Is Endgame the best Avengers movie? The best Marvel movie, even? Does it pay off eleven years of revolutionary filmmaking, dozens of hours of material, and many, many characters and their respective arcs? Why are you reading this? Go see for yourself!
Or don’t. You do you. No spoilers ahead.
In case it wasn’t already obvious enough, this is a film that absolutely demands one’s devotion to being caught up on most, if not all the entries preceding it. If the names Tony Stark (Robert Downey Jr.), Steve Rogers (Chris Evans), Bruce Banner (Mark Ruffalo), Thor (Chris Hemsworth), Natasha Romanoff (Scarlett Johansson), Clint Barton (Jeremy Renner), James Rhodes (Don Cheadle), Scott Lang (Paul Rudd), Carol Danvers (Brie Larson), Nebula (Karen Gillan), Rocket Raccoon (Bradley Cooper), Thanos (Josh Brolin), or any of their respective monikers mean anything to you, rest easy, because Avengers: Endgame is jam-packed with second after second after second of fulfilling material to eat your heart out to.
Expect the unexpected, and unexpect the expected as the pair of a pair of a generation, writers Christopher Markus and Stephen McFeely and directors Anthony and Joe Russo, throw just about everything—EVERYTHING!—at the wall. It all pretty much sticks, and cleanly, at that. All the pieces, down to the film’s driving narrative forces, feel well thought-out within the logic devised by its world and characters.
Wisely holding off on the action until they need to, McFeely, Markus, and the Russo brothers exhibit a masterful control of tone and narrative that near flawlessly crescendos into an impossibly impressive finale paying off many of the hundreds of character beats in the twenty-one films before it. It’s funny, exciting, emotional, even breath-taking from how far the filmmakers push the film into uncharted territories of the superhero genre. Heck, Endgame even slightly redeems some of the low points of previous entries—including frustrating characters and moments from Infinity War and Captain Marvel, to name a few—by offering up another round for their redemption, however brief they may be.
But maybe the most admirable thing about the film is its near perfect accomplishment at wrapping up the Infinity Saga in its entirety. Characters and storylines are laid to rest in more ways than one, while new doors are opened for others in gratifying exchanges that won’t soon be forgotten. Whether Endgame is a poetic conclusion to the Marvel Cinematic Universe or just the beginning of a new chapter of it for you, the film is an incredibly satisfying resolution to a legacy spanning a decade’s worth of content, and beyond.

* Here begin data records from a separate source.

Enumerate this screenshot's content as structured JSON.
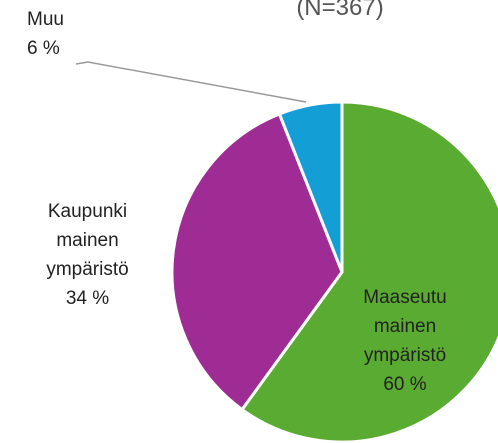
{
  "chart_data": {
    "type": "pie",
    "subtitle": "(N=367)",
    "categories": [
      "Maaseutu mainen ympäristö",
      "Kaupunki mainen ympäristö",
      "Muu"
    ],
    "values": [
      60,
      34,
      6
    ],
    "value_labels": [
      "60 %",
      "34 %",
      "6 %"
    ],
    "colors": [
      "#5aab32",
      "#9e2c94",
      "#139fd6"
    ]
  }
}
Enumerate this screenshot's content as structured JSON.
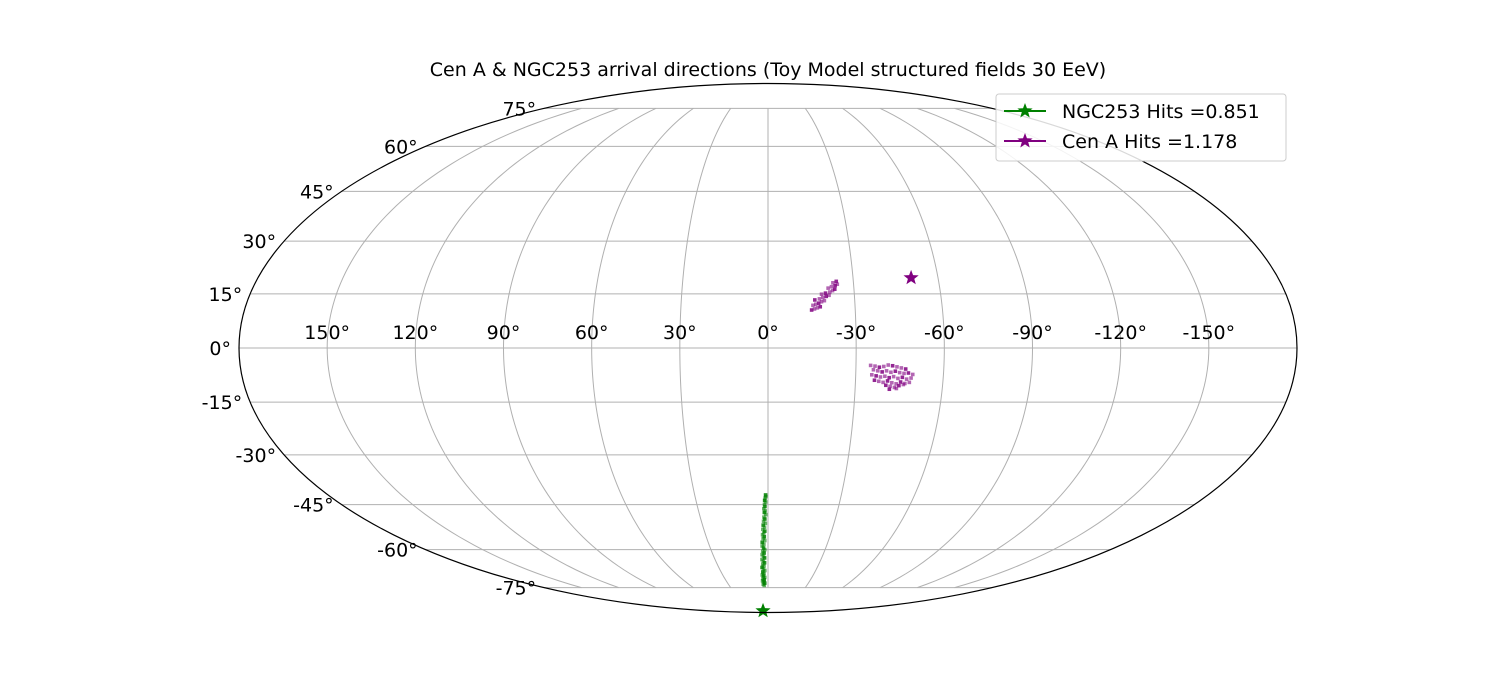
{
  "chart_data": {
    "type": "scatter",
    "projection": "mollweide",
    "title": "Cen A & NGC253 arrival directions (Toy Model structured fields 30 EeV)",
    "xlabel": "",
    "ylabel": "",
    "xlim": [
      180,
      -180
    ],
    "ylim": [
      -90,
      90
    ],
    "grid": true,
    "legend_position": "top-right",
    "lon_ticks": [
      "150°",
      "120°",
      "90°",
      "60°",
      "30°",
      "0°",
      "-30°",
      "-60°",
      "-90°",
      "-120°",
      "-150°"
    ],
    "lat_ticks": [
      "75°",
      "60°",
      "45°",
      "30°",
      "15°",
      "0°",
      "-15°",
      "-30°",
      "-45°",
      "-60°",
      "-75°"
    ],
    "series": [
      {
        "name": "NGC253 Hits =0.851",
        "color": "#008000",
        "marker": "star",
        "source": [
          15,
          -88
        ],
        "arrival_points": [
          [
            1,
            -42
          ],
          [
            0.9,
            -42.5
          ],
          [
            1.2,
            -43
          ],
          [
            1.4,
            -43.7
          ],
          [
            1,
            -44.2
          ],
          [
            1.5,
            -45
          ],
          [
            1.3,
            -45.6
          ],
          [
            1.8,
            -46.3
          ],
          [
            1.2,
            -47
          ],
          [
            1.6,
            -47.5
          ],
          [
            1,
            -48.2
          ],
          [
            1.8,
            -49
          ],
          [
            1.4,
            -49.6
          ],
          [
            2,
            -50.3
          ],
          [
            1.2,
            -51
          ],
          [
            2.2,
            -51.6
          ],
          [
            1.6,
            -52.3
          ],
          [
            2.4,
            -53
          ],
          [
            1.5,
            -53.6
          ],
          [
            2,
            -54.2
          ],
          [
            2.6,
            -54.8
          ],
          [
            1.8,
            -55.5
          ],
          [
            2.4,
            -56.1
          ],
          [
            1.6,
            -56.8
          ],
          [
            2.9,
            -57.4
          ],
          [
            2.1,
            -58.1
          ],
          [
            3,
            -58.7
          ],
          [
            2.3,
            -59.4
          ],
          [
            1.7,
            -60
          ],
          [
            2.8,
            -60.6
          ],
          [
            2.1,
            -61.2
          ],
          [
            3.2,
            -61.8
          ],
          [
            2.5,
            -62.4
          ],
          [
            1.9,
            -63
          ],
          [
            3.4,
            -63.6
          ],
          [
            2.7,
            -64.2
          ],
          [
            2,
            -64.8
          ],
          [
            3.1,
            -65.4
          ],
          [
            2.4,
            -66
          ],
          [
            3.6,
            -66.6
          ],
          [
            2.8,
            -67.2
          ],
          [
            2,
            -67.8
          ],
          [
            3.3,
            -68.4
          ],
          [
            2.6,
            -69
          ],
          [
            3.8,
            -69.6
          ],
          [
            3,
            -70
          ],
          [
            2.2,
            -70.6
          ],
          [
            3.5,
            -71.1
          ],
          [
            2.7,
            -71.6
          ],
          [
            3.9,
            -72
          ],
          [
            3.2,
            -72.5
          ],
          [
            2.4,
            -73
          ],
          [
            3.6,
            -73.5
          ],
          [
            2.9,
            -74
          ]
        ]
      },
      {
        "name": "Cen A Hits =1.178",
        "color": "#800080",
        "marker": "star",
        "source": [
          -50.5,
          19.5
        ],
        "arrival_points": [
          [
            -15,
            10.5
          ],
          [
            -16,
            10.8
          ],
          [
            -17,
            11.1
          ],
          [
            -18,
            11.4
          ],
          [
            -15.5,
            11.8
          ],
          [
            -16.5,
            12.1
          ],
          [
            -17.5,
            12.4
          ],
          [
            -18.5,
            12.8
          ],
          [
            -19.5,
            13.1
          ],
          [
            -16.2,
            13.3
          ],
          [
            -17.8,
            13.6
          ],
          [
            -19,
            14
          ],
          [
            -20.2,
            14.3
          ],
          [
            -21.2,
            14.6
          ],
          [
            -18.6,
            14.9
          ],
          [
            -20,
            15.2
          ],
          [
            -21.5,
            15.5
          ],
          [
            -22.5,
            15.9
          ],
          [
            -23.3,
            16.3
          ],
          [
            -21,
            16.6
          ],
          [
            -22.2,
            17
          ],
          [
            -23.5,
            17.3
          ],
          [
            -24.3,
            17.7
          ],
          [
            -22.8,
            18.1
          ],
          [
            -24,
            18.5
          ],
          [
            -35,
            -4.8
          ],
          [
            -36.5,
            -5
          ],
          [
            -38,
            -5.3
          ],
          [
            -39.5,
            -5.1
          ],
          [
            -41,
            -4.7
          ],
          [
            -42.5,
            -4.9
          ],
          [
            -44,
            -5.2
          ],
          [
            -45.5,
            -5.5
          ],
          [
            -47,
            -5.8
          ],
          [
            -36,
            -6
          ],
          [
            -37.5,
            -6.3
          ],
          [
            -39,
            -6.6
          ],
          [
            -40.5,
            -6.3
          ],
          [
            -42,
            -6.7
          ],
          [
            -43.5,
            -6.4
          ],
          [
            -45,
            -6.8
          ],
          [
            -46.5,
            -7
          ],
          [
            -48,
            -6.9
          ],
          [
            -49.5,
            -7.3
          ],
          [
            -35.5,
            -7.4
          ],
          [
            -37,
            -7.7
          ],
          [
            -38.5,
            -8
          ],
          [
            -40,
            -7.8
          ],
          [
            -41.5,
            -8.2
          ],
          [
            -43,
            -7.9
          ],
          [
            -44.5,
            -8.4
          ],
          [
            -46,
            -8.1
          ],
          [
            -47.5,
            -8.6
          ],
          [
            -49,
            -8.3
          ],
          [
            -36.5,
            -8.9
          ],
          [
            -38,
            -9.2
          ],
          [
            -39.5,
            -9.5
          ],
          [
            -41,
            -9.1
          ],
          [
            -42.5,
            -9.6
          ],
          [
            -44,
            -9.9
          ],
          [
            -45.5,
            -9.4
          ],
          [
            -47,
            -9.8
          ],
          [
            -48.5,
            -9.5
          ],
          [
            -40.5,
            -10.3
          ],
          [
            -42,
            -10.6
          ],
          [
            -43.5,
            -10.9
          ],
          [
            -45,
            -10.4
          ],
          [
            -46.5,
            -10.1
          ],
          [
            -44.2,
            -11.2
          ],
          [
            -41.8,
            -11.4
          ]
        ]
      }
    ]
  }
}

Will there be things for people to nitpick? Sure. Are there some crucial, almost defining character decisions and story elements fans and casual viewers will scoff, fume, and gripe at until the end of time? Oh, most definitely. But Marvel has never been about cynicism or laying out infallible, world-weary stories. They’ve always been about positivity, humanity, and, above all, hope, and this film does more than right by that sentiment.
Avengers: Endgame is likely the most comic book movie ever made, maybe even the most movie movie of the twenty-first century so far. A true cinematic achievement, the film outdoes itself as a tender look back at eleven unforgettable years of film, as well as a look forward at many more to come.